I'd love it if somebody could prove me wrong, though. This would be swell if it worked. :P
Basically, when you generate a connect button, you list the which permissions you want to ask for and you get redirected to a page that asks for those permissions. My extension just changes the URL of the popup window so Facebook will be asking for different permissions.
Before yesterday, I've always just done this manually, but I was surprised to learn that people didn't know this trick. So, last night at 10pm I decided to just sit down and finally write it as an extension.
Short answer: your OAuth token includes permission status so yes, this should work.
Typical Google authorization: Allow us to verify that you are logged in to your Google account.
I just wish Facebook would include this as a standard option on the auth page. It would be great to just uncheck the things I don't want it to do on my behalf. Instead I was allowing the app and then editing it's permissions immediately afterward.
Sadly, I believe you misunderstand Facebook's business case.
A few weeks ago my wife accidentally clicked on some fb malware and it auto-posted bad links on other people's walls. It was frustrating to find out where all those places were. A programmatic way to do this would be good to know.
I just wish the next big thing would pop up so we can stop worrying about what stupid privacy blunder Facebook will commit next.
All you really need from Facebook are the email addresses of the people who sign up and want to contact you.
It's a bit like the old idea of a "change of email" forwarding service. People change email addresses, but there's nowhere to leave a forwarding address and you lose contact with them. It's also a bit like zabasearch which implemented a way to see if someone is trying to contact you.
Once you have those email addresses, you do not need Facebook. You are in contact, via email, with the people you want to be in contact with. You could set up your own private networks (startup hint). Advertisers are not invited to the party.
Without email, Facebook cannot exist. Zuckerberg's unusually popular password protected website relies on something very old: email addresses.
No email, no Facebook.
In my opinion that would make take up and "throwaway" usage of apps a bit easier to sell.
I understand and can appreciate what is being done. I just don't understand why anyone would want to use a service that they are not comfortable giving out data to.

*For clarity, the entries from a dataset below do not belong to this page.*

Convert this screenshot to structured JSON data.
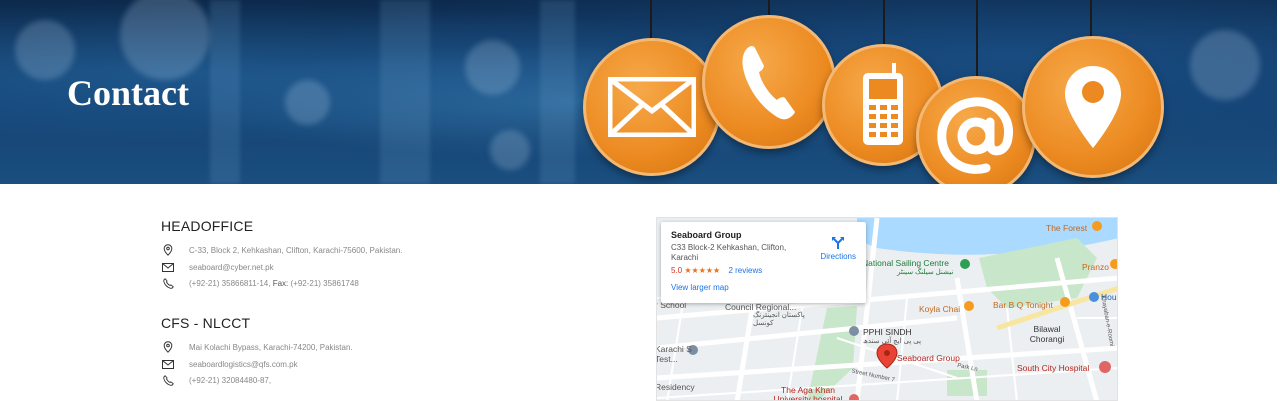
{
  "hero": {
    "title": "Contact",
    "icons": [
      "mail-icon",
      "phone-icon",
      "mobile-icon",
      "at-icon",
      "location-pin-icon"
    ]
  },
  "offices": [
    {
      "title": "HEADOFFICE",
      "address": "C-33, Block 2, Kehkashan, Clifton, Karachi-75600, Pakistan.",
      "email": "seaboard@cyber.net.pk",
      "phone": "(+92-21) 35866811-14,",
      "fax_label": "Fax:",
      "fax": "(+92-21) 35861748"
    },
    {
      "title": "CFS - NLCCT",
      "address": "Mai Kolachi Bypass, Karachi-74200, Pakistan.",
      "email": "seaboardlogistics@qfs.com.pk",
      "phone": "(+92-21) 32084480-87,"
    }
  ],
  "map": {
    "card": {
      "name": "Seaboard Group",
      "address": "C33 Block-2 Kehkashan, Clifton, Karachi",
      "rating": "5.0",
      "stars": "★★★★★",
      "reviews": "2 reviews",
      "larger_map": "View larger map",
      "directions": "Directions"
    },
    "labels": {
      "the_forest": "The Forest",
      "sailing": "National Sailing Centre",
      "sailing_urdu": "نیشنل سیلنگ سینٹر",
      "pranzo": "Pranzo",
      "koyla": "Koyla Chai",
      "bbq": "Bar B Q Tonight",
      "hou": "Hou",
      "council": "Council Regional...",
      "council_urdu": "پاکستان انجینئرنگ کونسل",
      "school": "r School",
      "pphi": "PPHI SINDH",
      "pphi_urdu": "پی پی ایچ آئی سندھ",
      "karachi_test": "Karachi S Test...",
      "bilawal": "Bilawal Chorangi",
      "seaboard": "Seaboard Group",
      "south_city": "South City Hospital",
      "residency": "Residency",
      "aga_khan": "The Aga Khan University hospital",
      "street7": "Street Number 7",
      "park": "Park Ln",
      "khayaban": "Khayaban-e-Roomi"
    }
  },
  "colors": {
    "accent_orange": "#ec8a21",
    "hero_blue": "#134070",
    "map_water": "#aadaff",
    "map_park": "#c8e6c9"
  }
}
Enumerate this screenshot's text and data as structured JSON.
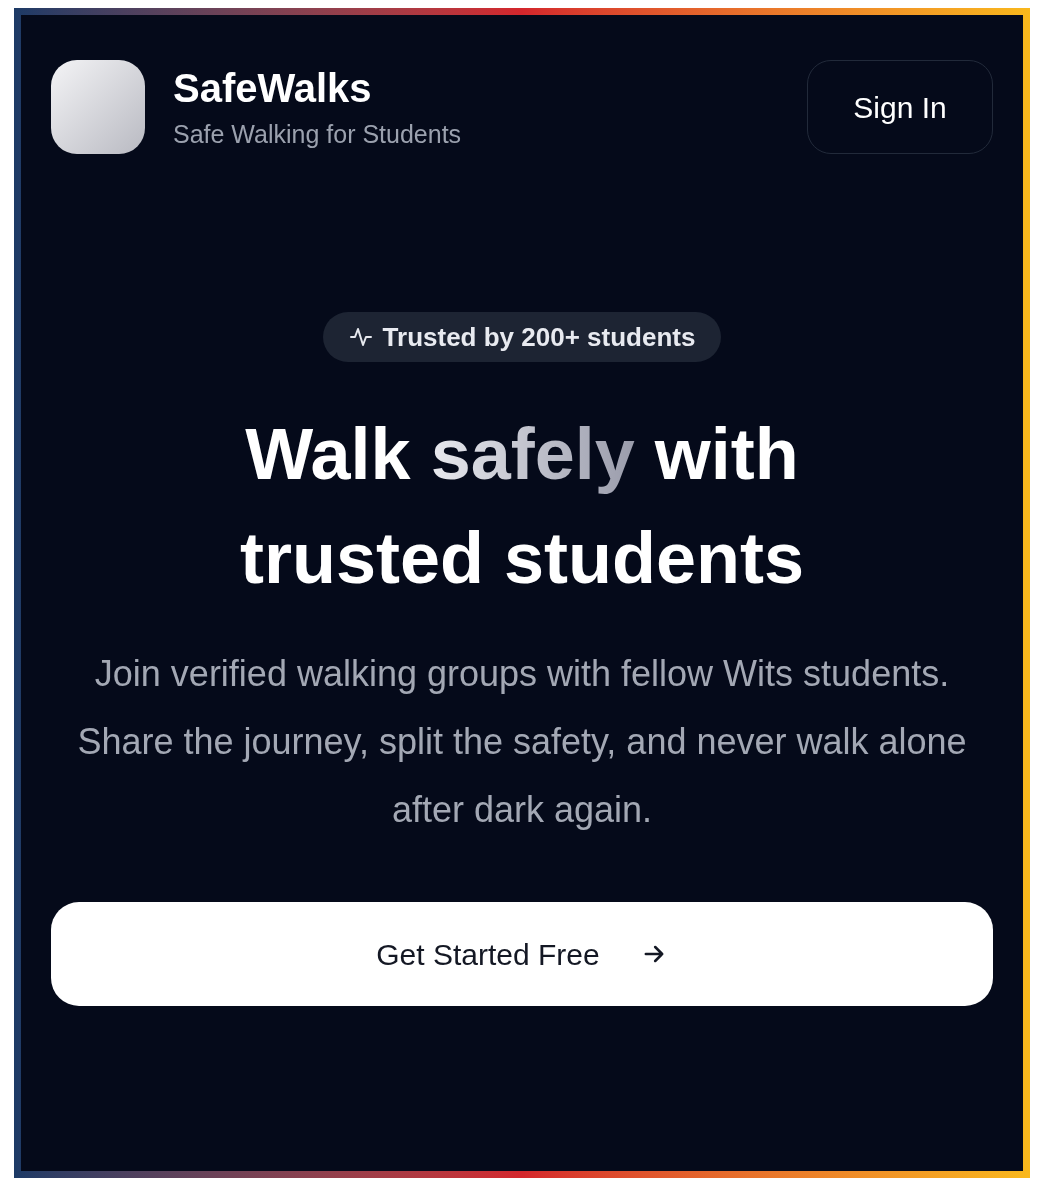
{
  "header": {
    "app_name": "SafeWalks",
    "tagline": "Safe Walking for Students",
    "sign_in": "Sign In"
  },
  "badge": {
    "text": "Trusted by 200+ students"
  },
  "headline": {
    "before": "Walk",
    "highlight": "safely",
    "after": "with trusted students"
  },
  "description": "Join verified walking groups with fellow Wits students. Share the journey, split the safety, and never walk alone after dark again.",
  "cta": {
    "label": "Get Started Free"
  }
}
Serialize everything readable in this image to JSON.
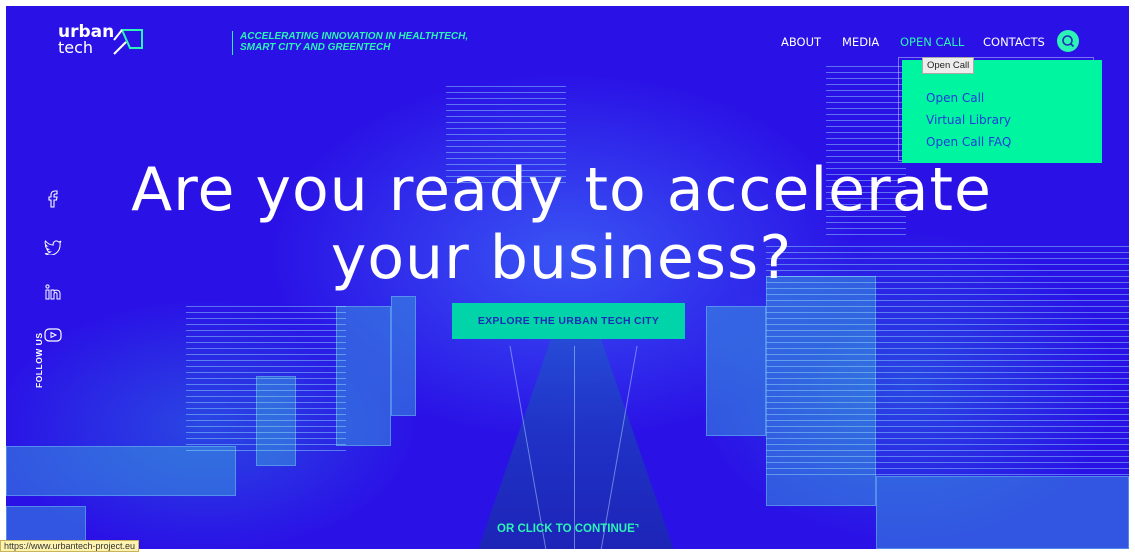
{
  "brand": {
    "logo_line1": "urban",
    "logo_line2": "tech",
    "tagline_line1": "ACCELERATING INNOVATION IN HEALTHTECH,",
    "tagline_line2": "SMART CITY AND GREENTECH"
  },
  "nav": {
    "about": "ABOUT",
    "media": "MEDIA",
    "open_call": "OPEN CALL",
    "contacts": "CONTACTS"
  },
  "dropdown": {
    "tooltip": "Open Call",
    "items": [
      "Open Call",
      "Virtual Library",
      "Open Call FAQ"
    ]
  },
  "hero": {
    "line1": "Are you ready to accelerate",
    "line2": "your business?",
    "cta_label": "EXPLORE THE URBAN TECH CITY",
    "continue_label": "OR CLICK TO CONTINUE"
  },
  "social": {
    "follow_label": "FOLLOW US",
    "icons": [
      "facebook-icon",
      "twitter-icon",
      "linkedin-icon",
      "youtube-icon"
    ]
  },
  "status_url": "https://www.urbantech-project.eu",
  "colors": {
    "background": "#2a12e6",
    "accent": "#2df3b6",
    "dropdown_bg": "#00f5a0",
    "cta_bg": "#00d4a8",
    "link": "#1d3bd9"
  }
}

FaceBook for better or worse is making money by knowing a lot of things about you. In return you have a place to hang out and share a lot of things.
Is that such a bad deal?
Personally by default I just assume that everything I post/share/say is going to be used.
If they don't pay attention to those, clearly more obvious sketchy things, you really expect them to make sense of opting in and out of an already confusing app permission step?
As far as I am aware FB do a lot to get rid of those sites.
You can also turn it on it's head. If normal good intentioned developers can't count on the kind of information they are asking to make their apps work then where does that leave them?
Either way, I'd be happy to help with the design.
Oh, and Google should also do this with the Android App Store...
The site owners requesting a huge list of permissions like this should really test what happens to their conversion rate across various sets of permissions. Been there, worth testing. I'm just saying... ;)
Yes, it's against Facebook's TOS, which makes me feel even better whenever I authenticate with it.
I'm surprised for something like this (ie: permissions / security related), they don't do that already. The dialog is SSL, but if it was a man in the middle attack that added/removed permissions at will, then it kind of defeats the security of that dialog entirely.
Thoughts? A bit stubborn, but my website hinges on the permissions I'm requesting.